1) Even a registered trademark on a band name won’t prevent someone else from using the same mark for goods other than music or for services other than live performances, because you only get trademark rights for the goods or services that you sell or license.

2) Even a registered trademark on a band name won’t protect others from using album or song names that have enormous public recognition and good will, because you only get trademark rights in symbols that represent source indicators for goods or services that you sell or license.

Are you beginning to notice a trend here?

The Red Hot Chili Peppers learned both lessons the hard way when Showtime broadcast the popular series “Californication,” which also happened to be the name of the Chilis’ most popular album, but the show didn’t take a license from the band.  (The series also contained several other references to Chilis’ song titles and lyrics to remove any doubt that they were drawing on the album’s name for the series name.)  The Chilis sued Showtime for trademark infringement in November, 2007, but the network replied that there was no infringement because (among other reasons) Californication the show was a different category of product than the musical recordings on Californication the album, and that the Chilis had never used Californication in a trademark sense, to indicate the source and quality of goods or services.  At this writing, the case is still pending, but most experts don’t give the Chilis good odds of winning the whole enchilada, errr, winning anything more than a token settlement.

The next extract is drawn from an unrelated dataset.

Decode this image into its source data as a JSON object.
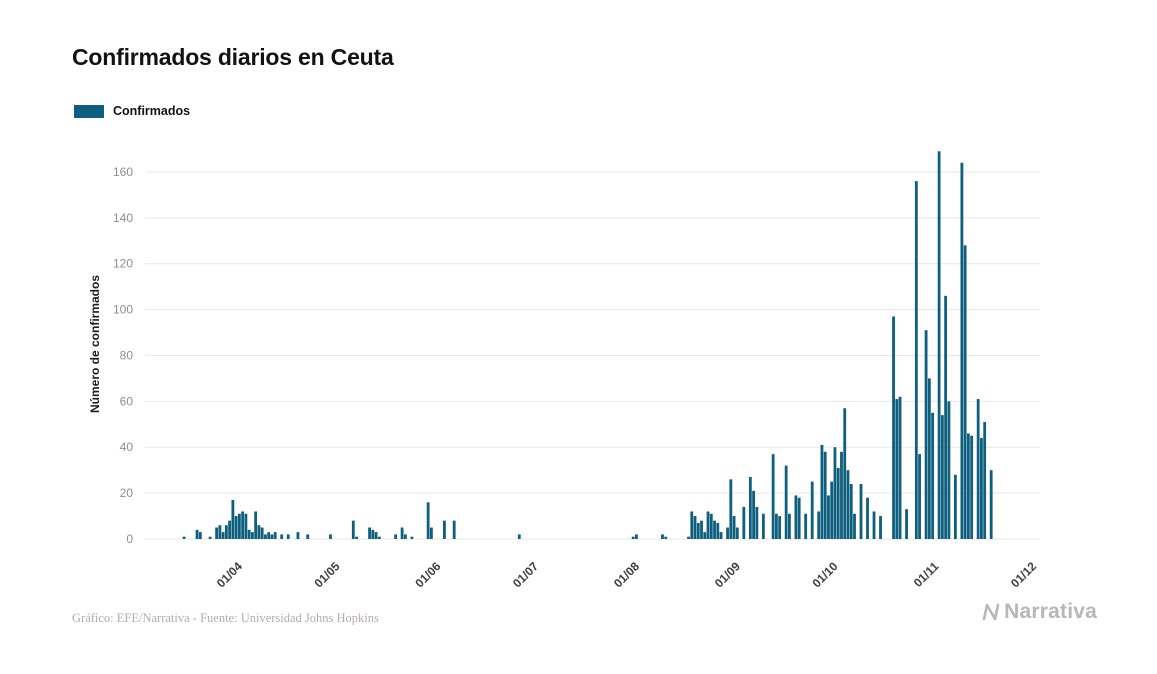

What the Chilis and other bands should do is a bit of brand extension.  First, license not only the band name, but also popular album and song names to manufacturers in fields like apparel, eyewear, jewelry, leather goods, and food products, who will pay the band for the right.  Second, follow up by applying for trademark registrations covering these categories.  (Or this could be the first step if the band files an intent to use application.)  Third, if the band skipped the first two steps, and someone has started cashing in on its band’s album or song names, then it should file a trademark registration application before the interloper.  The Chilis didn’t, but the Sex Pistols did when an ice cream company started marketing “God Save the Cream,” a conscious play on the Pistols’ notorious song, “God Save the Queen” (“God save the Queen/ She ain’t no human bein’.”)

Takeaway: with the music industry hurting and bands starving, licensing is a smart strategy.